Review: World War Z
There is a saying I like to cite that holds the more writers attached to a movie, the worse you can expect it to be. Opening this weekend, World War Z is a shining exception. Starring Brad Pitt and directed by Marc Forster (Quantum of Solace, Finding Neverland, Monster's Ball), World War Z's writing credits include a Who's Who of talent: J. Michael Straczynski (Babylon 5, Thor, Underworld: Awakening) and Matthew Michael Carnahan (State of Play, The Kingdom) developed the story based on Max Brooks' novel of the same name. Carnahan, Drew Goddard (Lost, Cabin in the Woods) and Damon Lindelof then completed the script, which is rumored to include a complete rewrite of the ending. The script issues were part of a larger set of problems with the production that delayed its release by six months (just Google "World War Z production issues"), but the end result is a fine (and family-friendly PG-13) zombie movie.
The first thing fans of Brooks' novels should know is that this is not the same story as the source material.

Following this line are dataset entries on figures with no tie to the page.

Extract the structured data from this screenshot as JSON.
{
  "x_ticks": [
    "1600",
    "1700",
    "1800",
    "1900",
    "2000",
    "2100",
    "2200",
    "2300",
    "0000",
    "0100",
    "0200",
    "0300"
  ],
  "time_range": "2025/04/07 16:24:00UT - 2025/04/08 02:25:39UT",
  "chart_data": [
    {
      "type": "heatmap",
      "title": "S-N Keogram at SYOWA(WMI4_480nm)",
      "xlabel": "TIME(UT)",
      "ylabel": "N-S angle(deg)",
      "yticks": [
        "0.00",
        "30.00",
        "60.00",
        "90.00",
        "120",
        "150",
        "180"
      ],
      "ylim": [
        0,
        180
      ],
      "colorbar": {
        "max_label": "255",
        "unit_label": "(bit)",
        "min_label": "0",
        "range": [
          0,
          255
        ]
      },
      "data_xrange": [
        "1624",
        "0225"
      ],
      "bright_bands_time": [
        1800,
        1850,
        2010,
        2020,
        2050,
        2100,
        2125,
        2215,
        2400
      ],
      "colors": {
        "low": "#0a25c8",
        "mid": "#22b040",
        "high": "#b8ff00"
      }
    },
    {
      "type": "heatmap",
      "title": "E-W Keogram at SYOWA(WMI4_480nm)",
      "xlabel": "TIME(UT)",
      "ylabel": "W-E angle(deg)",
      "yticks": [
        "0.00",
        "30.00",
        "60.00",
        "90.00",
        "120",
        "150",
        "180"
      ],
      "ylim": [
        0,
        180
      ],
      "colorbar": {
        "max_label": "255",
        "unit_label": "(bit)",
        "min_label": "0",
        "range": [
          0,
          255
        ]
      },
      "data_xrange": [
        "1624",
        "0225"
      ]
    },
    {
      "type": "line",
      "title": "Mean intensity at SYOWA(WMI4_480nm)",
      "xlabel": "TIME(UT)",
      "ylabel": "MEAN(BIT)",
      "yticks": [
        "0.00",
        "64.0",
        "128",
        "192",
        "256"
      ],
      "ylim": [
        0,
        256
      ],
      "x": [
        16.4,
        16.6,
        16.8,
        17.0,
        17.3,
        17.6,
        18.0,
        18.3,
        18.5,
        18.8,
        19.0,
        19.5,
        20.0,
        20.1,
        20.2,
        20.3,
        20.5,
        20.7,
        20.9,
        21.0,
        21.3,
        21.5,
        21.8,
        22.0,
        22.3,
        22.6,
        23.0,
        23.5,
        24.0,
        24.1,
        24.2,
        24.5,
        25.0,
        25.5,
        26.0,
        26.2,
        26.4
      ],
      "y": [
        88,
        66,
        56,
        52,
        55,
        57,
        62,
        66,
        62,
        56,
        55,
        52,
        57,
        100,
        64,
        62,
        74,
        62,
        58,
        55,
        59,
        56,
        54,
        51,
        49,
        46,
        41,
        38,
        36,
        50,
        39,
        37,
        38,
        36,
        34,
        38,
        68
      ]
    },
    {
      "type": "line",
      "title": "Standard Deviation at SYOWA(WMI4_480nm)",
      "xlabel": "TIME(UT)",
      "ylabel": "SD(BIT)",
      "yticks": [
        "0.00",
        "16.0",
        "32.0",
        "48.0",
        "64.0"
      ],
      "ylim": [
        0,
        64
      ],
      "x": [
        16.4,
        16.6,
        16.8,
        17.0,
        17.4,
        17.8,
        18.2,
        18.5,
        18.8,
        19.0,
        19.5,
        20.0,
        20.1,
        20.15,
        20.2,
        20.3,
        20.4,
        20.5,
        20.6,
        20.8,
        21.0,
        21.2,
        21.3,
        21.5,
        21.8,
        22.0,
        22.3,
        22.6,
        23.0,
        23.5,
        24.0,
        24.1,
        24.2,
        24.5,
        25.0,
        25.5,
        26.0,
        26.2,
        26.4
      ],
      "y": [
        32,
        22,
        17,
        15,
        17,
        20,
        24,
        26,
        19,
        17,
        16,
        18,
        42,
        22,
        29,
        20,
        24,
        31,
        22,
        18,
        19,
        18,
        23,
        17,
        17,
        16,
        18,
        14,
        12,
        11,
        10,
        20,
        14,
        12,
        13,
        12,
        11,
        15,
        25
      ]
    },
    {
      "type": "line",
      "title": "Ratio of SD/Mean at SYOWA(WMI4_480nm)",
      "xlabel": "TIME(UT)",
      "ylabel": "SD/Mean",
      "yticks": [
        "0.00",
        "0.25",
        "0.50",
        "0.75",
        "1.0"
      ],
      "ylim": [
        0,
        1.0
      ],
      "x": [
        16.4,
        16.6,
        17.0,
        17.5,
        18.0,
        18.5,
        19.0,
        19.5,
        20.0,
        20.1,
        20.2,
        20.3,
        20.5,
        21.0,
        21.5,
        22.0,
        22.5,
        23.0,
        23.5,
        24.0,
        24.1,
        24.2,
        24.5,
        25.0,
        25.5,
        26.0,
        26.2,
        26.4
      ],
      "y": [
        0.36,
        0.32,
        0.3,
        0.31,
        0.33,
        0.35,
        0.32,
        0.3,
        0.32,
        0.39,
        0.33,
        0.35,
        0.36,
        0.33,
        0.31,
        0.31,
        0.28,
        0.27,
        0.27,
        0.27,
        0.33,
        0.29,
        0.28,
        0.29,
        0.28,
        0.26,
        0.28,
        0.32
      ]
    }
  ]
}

Though there are familiar elements, this story follows Gerry Lane (Pitt), an un-retired UN envoy on a mission around the globe to determine the source and find a cure for the zombie outbreak. The story picks up as the epidemic sweeps across America, angry rabid infectees biting helpless victims who in the space of 12 seconds are converted and join the horde. Compelling sound work and disturbingly graphic visual effects terrify and keep the heart pounding. (Truly, the makeup and creature work needs to be recognized next Oscar season.)
By now you have probably heard at least a hint of the argument between fans of "fast zombies" and "slow zombies." I hope this can put a nail in the coffin of slow-zombie movies. They seem to all devolve into the same tropes, people sitting around arguing about what to do as the writers build up their character development until -- oops -- the zombies have snuck up on them! Slow zombie movies tend to explore psychological aspects of small groups of people in survival situations, and there is admittedly a smattering of this element in World War Z. However, in this fastest of fast-zombie films, there is no time for sitting still. Personal dramas take a back seat to exploring the ways governments and entire nations deal with a problem of biblical proportions.
This is where I feel the script excels and Straczynski's influence is most strongly felt. David Morse appears as a CIA agent with his own theories and a little intel on the plague. His opinions on Israel's involvement drop a supernatural cloak over the mood, and the North Korean "solution" is as fascinating as it is horrifying -- but entirely believable as something only North Korea, in all the world, could accomplish.
Some have likened the movie to 28 Days Later, but I found World War Z much more exciting and engaging. My heart was racing through the entire film. It's a brilliant script with intense action and very well executed. It has earned its place as my favorite zombie movie.